The amended law includes these elements, and adds the following when combined with a consumer’s first name or first initial and last name:

    • Individual taxpayer identification number, passport number, military identification card number, or other identification number that originates from a government identification document that is commonly used to verify identity for a commercial transaction;
    • Unique biometric data generated from measurements or technical analysis of human body characteristics used by the owner or licensee of the data to identify or authenticate the consumer, such as a fingerprint, retina or iris image, or other unique physical representation or digital representation of biometric data;
    • Genetic information; and
    • Health records or records of a wellness program or similar program of health promotion or disease prevention; a health care professional’s medical diagnosis or treatment of the consumer; or a health insurance policy number.

The amended law will also include notification requirements for breaches of “login credentials”. The amendment defines “login credentials” as “a consumer’s user name or e-mail address, in combination with a password or an answer to a security question, that together permit access to an online account.” If a breach is limited to “login credentials” (and no other PII), the data collector is only required to notify the Attorney General or Department of Finance, as applicable, if the login credentials were acquired directly from the data collector or its agent.

  • Substitute Notice

Previously, substitute notice was permitted where the cost of Direct Notice via writing or telephone would exceed $5,000, more than 5,000 consumers would be receiving notice, or the data collector does not have sufficient contact information.
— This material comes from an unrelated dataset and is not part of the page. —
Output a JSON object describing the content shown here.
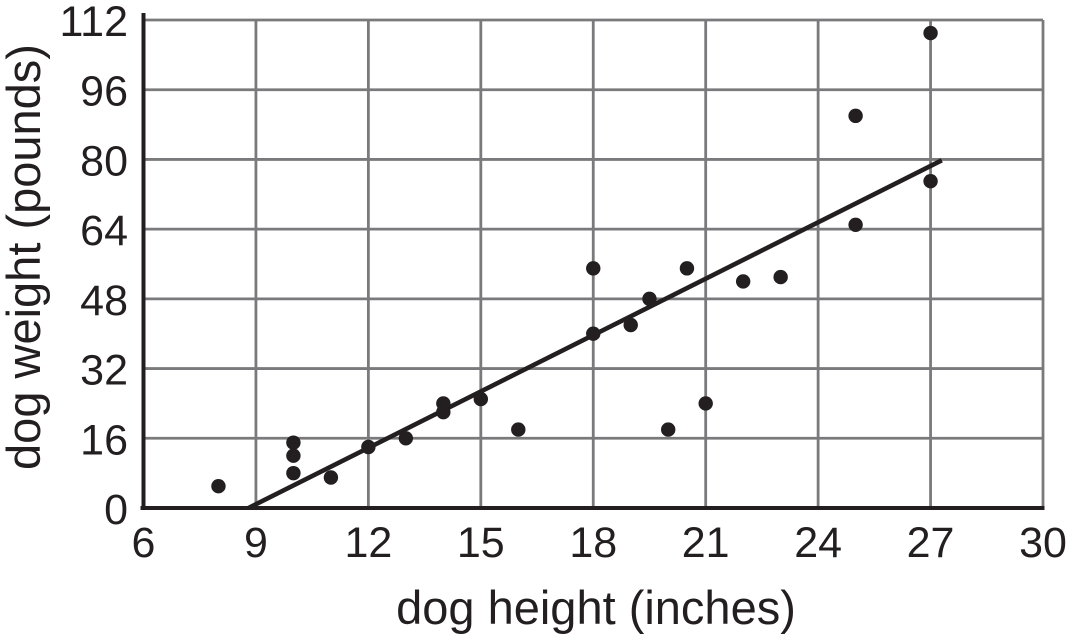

Under the amended law, substitute notice is only permitted where the lowest cost of providing Direct Notice via writing, email, or telephone would exceed $10,000, or the data collector does not have sufficient contact information. It is no longer permitted to provide substitute notice where the number of consumers exceed a certain threshold.

Student Privacy Law 

Finally, Bill S.110 also includes the Student Online Personal Information Protection Act, which prohibits an “operator” from sharing student data and using that data for targeted advertising on students for a non-educational purpose. Under the new law, “operator” means the operator of an Internet website, online service, online application, or mobile application used primarily for K-12 purposes, and designed and marketed as such. The passage of this law is particularly relevant during the COVID-19 pandemic, as student use of education technology services has dramatically increased.

Conclusion

This amendment keeps Vermont in line with other states across the nation currently enhancing their data breach notification laws in light of recent large-scale data breaches and heightened public awareness.  Organizations across the United States should be evaluating and enhancing their data breach prevention and response capabilities.